Amplified Risks for Families and Children
The stakes are profoundly higher when it comes to images of children. Photos shared by proud parents—of school events, birthdays, or everyday moments—are being swept into these massive datasets. Research from organisations like Human Rights Watch has found identifiable images of children in datasets like LAION-5B, complete with metadata that could trace their location and name. This exposure carries severe risks. These images can be used to train AI models that generate deepfakes—highly realistic but fake images or videos. Malicious actors have used this technology to create non-consensual explicit content, bully others, or create ransom schemes. Beyond malicious use, it means a generation of children is having their digital identity built and stored in opaque systems without their consent, creating a permanent digital footprint they can't control.

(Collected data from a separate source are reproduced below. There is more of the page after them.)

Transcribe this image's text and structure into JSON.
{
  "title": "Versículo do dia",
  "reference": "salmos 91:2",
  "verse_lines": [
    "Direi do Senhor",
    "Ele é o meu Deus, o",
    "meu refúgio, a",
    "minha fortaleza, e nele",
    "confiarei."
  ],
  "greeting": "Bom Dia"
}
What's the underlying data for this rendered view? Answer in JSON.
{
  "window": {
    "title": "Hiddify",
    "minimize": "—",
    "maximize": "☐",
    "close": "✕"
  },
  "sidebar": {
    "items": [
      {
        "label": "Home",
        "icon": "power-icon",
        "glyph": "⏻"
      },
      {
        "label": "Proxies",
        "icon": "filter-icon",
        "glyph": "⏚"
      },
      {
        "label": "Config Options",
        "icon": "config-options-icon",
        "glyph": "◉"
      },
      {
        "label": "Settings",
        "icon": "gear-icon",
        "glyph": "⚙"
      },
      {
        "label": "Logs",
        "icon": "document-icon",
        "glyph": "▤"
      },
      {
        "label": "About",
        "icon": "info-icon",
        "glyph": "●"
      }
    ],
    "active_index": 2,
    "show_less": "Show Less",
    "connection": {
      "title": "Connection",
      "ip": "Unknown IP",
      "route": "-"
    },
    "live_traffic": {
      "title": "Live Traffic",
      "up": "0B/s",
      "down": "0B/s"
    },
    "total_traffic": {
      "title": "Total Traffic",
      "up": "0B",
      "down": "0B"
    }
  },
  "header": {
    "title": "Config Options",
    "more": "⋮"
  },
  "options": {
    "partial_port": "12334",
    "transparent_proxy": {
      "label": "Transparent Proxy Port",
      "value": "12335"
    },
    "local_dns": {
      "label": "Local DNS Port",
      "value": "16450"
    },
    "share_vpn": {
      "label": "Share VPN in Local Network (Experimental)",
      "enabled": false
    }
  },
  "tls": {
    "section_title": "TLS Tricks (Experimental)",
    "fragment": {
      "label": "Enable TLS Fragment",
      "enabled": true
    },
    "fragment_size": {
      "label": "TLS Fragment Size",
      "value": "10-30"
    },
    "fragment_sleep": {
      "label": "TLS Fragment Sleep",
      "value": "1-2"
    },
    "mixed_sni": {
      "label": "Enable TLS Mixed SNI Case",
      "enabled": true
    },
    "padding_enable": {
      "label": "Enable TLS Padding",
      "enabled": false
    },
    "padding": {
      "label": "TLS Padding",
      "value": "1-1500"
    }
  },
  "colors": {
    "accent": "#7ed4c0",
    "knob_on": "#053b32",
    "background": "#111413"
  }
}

The Professional Perils of Public Faces
For actors, journalists, influencers, and other public-facing professionals, their face is their brand. Unauthorised use of their likeness in AI training poses a direct threat to their livelihood and reputation. AI can be used to generate deepfake endorsements, making it appear as if a professional is promoting a product or viewpoint they do not support. It can also fuel misinformation, with a journalist's or politician's likeness used to create fake news clips that spread rapidly. This erodes public trust and makes it harder to distinguish authentic communication from AI-generated falsehoods. The ability for anyone to generate an image 'in the style of' a particular artist or photographer also dilutes their unique brand and commercial value, a problem that has led artists to lead the charge in demanding more control over training data.
Steps Toward Reclaiming Your Digital Images
While the legal and technological landscape is still evolving, individuals are not powerless. The first step is digital hygiene. Review the privacy settings on all social media accounts and switch profiles to private where possible, especially if you share photos of children. For public-facing professionals who must maintain a public presence, the options are more technical. Tools like Glaze and Nightshade, developed by researchers at the University of Chicago, offer a way to fight back. Glaze acts as a 'cloak' for artistic style, making subtle changes to an image's pixels that confuse AI models trying to mimic that style. Nightshade is a 'poisoning' tool; it tricks AI models into miscategorizing the image they are learning from—for example, learning that an image of a dog is a cat. If enough artists use Nightshade, it can corrupt the dataset, making it a less reliable source for AI developers. While not foolproof, these tools represent a proactive step in reasserting control.